Thanks for the website reference. I do know how to search but sometimes end up in a muddle...too much info and decisions to be made and I just go round and round. I have also applied for low income senior housing but there's a 3-5 year wait at least in the area I targeted. I will check this site out too. Thank you.


----------



## Aunt Bea (Oct 27, 2017)

grapenutpudding said:


> Thanks for the website reference. I do know how to search but sometimes end up in a muddle...too much info and decisions to be made and I just go round and round. I have also applied for low income senior housing but there's a 3-5 year wait at least in the area I targeted. I will check this site out too. Thank you.



If the goal is to go into low income senior housing I would definitely rent until your name comes up.  The 3-5 year waiting lists touted for senior housing tend to move more quickly than people are led to believe.  Many people that sign up for senior housing make other arrangements and don't care to move, go into assisted living, skilled nursing facilities or die before they reach the top of the list.  When a vacancy in senior housing does come up and they actually start making calls names tend to drop quickly from the list.

Good luck!


----------



## grapenutpudding (Oct 27, 2017)

Aunt Bea said:


> If the goal is to go into low income senior housing I would definitely rent until your name comes up.  The 3-5 year waiting lists touted for senior housing tend to move more quickly than people are led to believe.  Many people that sign up for senior housing make other arrangements and don't care to move, go into assisted living or skilled nursing facilities or die before they reach the top of the list.  When a vacancy in senior housing does come up and they actually start making calls names tend to drop quickly from the list.
> 
> Good luck!



Thanks! I want to go back to my home state and have applied there but applying as a non resident means a longer wait time supposedly. But as you say, it may be sooner. : )


----------



## Aunt Bea (Oct 27, 2017)

grapenutpudding said:


> Thanks! I want to go back to my home state and have applied there but applying as a non resident means a longer wait time supposedly. But as you say, it may be sooner. : )
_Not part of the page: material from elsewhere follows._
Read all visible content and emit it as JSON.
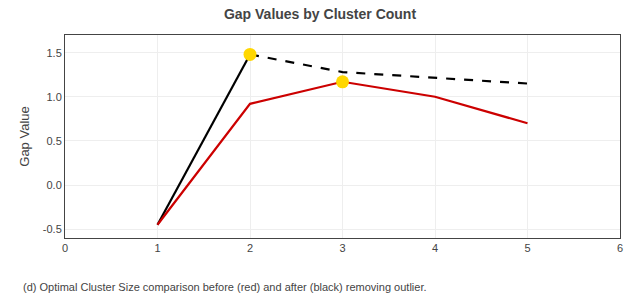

If you are not working and you want to return to your home state I would start looking for a market rate apartment in your preferred location and move now, none of us know what the future holds and we should all try to live the best life we can imagine.

Good luck!


----------



## grapenutpudding (Oct 28, 2017)

Aunt Bea said:


> If you are not working and you want to return to your home state I would start looking for a market rate apartment in your preferred location and move now, none of us know what the future holds and we should all try to live the best life we can imagine.
> 
> Good luck!



Market rate apartments are too expensive there - hence my wondering if I should try and buy a small condo. I also always thought about "ending up there" and was going to wait a few more years until I got into housing there but I also understand your point and we really don't know what the future holds. I recently moved here but don't like it too much and either want to go back to where I moved from (but a different area) or go to home state. Too many decisions without much clarity. Thank you! You sound very sensible!


----------